I am running Streamlit v 1.46.1 on Snowflake.
I have a simple app that grabs the data in a table and displays it in a data editor widget. Most of the values in the table are NULL to begin with, except for one column which is the PK. The user can then enter data in some or all of the cells. The form submit button connected to the data editor loops through the updated rows and sends off an update statement for each one.
editedHistory=st.data_editor(dfHistory, key="editor");
submitChanges = st.form_submit_button("Submit Changes");
if(submitChanges):
try:
with st.spinner(text="Saving Changes..."):
#Get edited rows.
dict=st.session_state.editor["edited_rows"];
#For each edited row,
for key in dict:
#Compose and execute an update statement.

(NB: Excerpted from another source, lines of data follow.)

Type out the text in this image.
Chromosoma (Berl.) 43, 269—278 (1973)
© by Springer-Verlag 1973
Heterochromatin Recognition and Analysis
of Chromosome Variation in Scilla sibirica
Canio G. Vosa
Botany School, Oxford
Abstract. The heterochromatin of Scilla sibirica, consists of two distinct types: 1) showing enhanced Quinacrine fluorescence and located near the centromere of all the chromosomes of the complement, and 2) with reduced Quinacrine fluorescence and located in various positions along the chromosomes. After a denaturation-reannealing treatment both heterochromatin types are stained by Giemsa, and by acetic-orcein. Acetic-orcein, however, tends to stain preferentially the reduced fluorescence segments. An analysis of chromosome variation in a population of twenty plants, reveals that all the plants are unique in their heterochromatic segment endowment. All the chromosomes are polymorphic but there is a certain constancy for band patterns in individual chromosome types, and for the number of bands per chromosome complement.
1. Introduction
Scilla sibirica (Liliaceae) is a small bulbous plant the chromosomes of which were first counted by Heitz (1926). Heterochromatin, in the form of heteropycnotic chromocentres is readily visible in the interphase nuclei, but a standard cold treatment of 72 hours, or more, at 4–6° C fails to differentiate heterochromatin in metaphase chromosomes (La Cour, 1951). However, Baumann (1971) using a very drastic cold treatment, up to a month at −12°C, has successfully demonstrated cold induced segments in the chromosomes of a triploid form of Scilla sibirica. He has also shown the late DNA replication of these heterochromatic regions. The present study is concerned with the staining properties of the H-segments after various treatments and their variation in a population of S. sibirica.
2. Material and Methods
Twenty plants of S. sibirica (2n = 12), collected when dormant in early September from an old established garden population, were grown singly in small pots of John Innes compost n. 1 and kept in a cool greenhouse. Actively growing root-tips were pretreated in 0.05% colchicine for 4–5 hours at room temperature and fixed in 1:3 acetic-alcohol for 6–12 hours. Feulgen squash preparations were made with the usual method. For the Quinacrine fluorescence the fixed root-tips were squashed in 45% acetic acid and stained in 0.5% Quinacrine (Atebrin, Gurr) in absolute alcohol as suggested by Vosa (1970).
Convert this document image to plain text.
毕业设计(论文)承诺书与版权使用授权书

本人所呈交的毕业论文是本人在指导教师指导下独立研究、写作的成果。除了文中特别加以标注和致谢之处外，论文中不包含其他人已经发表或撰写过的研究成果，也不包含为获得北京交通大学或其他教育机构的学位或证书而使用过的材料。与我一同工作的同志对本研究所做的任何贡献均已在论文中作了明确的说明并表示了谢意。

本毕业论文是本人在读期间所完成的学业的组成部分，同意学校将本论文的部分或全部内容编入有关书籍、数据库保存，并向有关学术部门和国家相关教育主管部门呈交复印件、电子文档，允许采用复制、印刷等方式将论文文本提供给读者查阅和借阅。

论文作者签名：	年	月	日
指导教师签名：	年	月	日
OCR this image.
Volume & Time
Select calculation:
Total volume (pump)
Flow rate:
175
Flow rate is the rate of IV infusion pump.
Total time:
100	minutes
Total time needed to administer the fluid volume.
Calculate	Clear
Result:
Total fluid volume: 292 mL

sqlUpdate="""UPDATE MY_TABLE SET
COLUMN_A=?,
COLUMN_B=?,
COLUMN_C=?,
COLUMN_D=?,
WHERE COLUMN_PK=?""";
#Extract binding variables from current row of edited dataframe.
sqlArgs=[editedHistory.loc[int(key),'COLUMN_A'],
editedHistory.loc[int(key),'COLUMN_B'],
editedHistory.loc[int(key),'COLUMN_C'],
editedHistory.loc[int(key),'COLUMN_D'],
editedHistory.loc[int(key),'COLUMN_PK']];
st.connection("snowflake").cursor().execute(sqlUpdate,sqlArgs);
#End for.
st.success("Update successful");
except Exception as e:
st.write(e);
This works for any cell with a value in it. But if the user leaves a value empty, the editedHistory.loc call returns a NULL value, and this is, for some unknown reason, translated into the string literal “None” and saved to the database during the execution of the update statement. This is undesirable behavior.
For additional information, here’s what I see when I print out the sqlArgs right before the execution call if I only update one column:
And then in the database for that row, I see the string literal “None” for all the cells I did not edit.

How can I get snowflake to understand that a NULL value in the arguments should be a NULL in the database?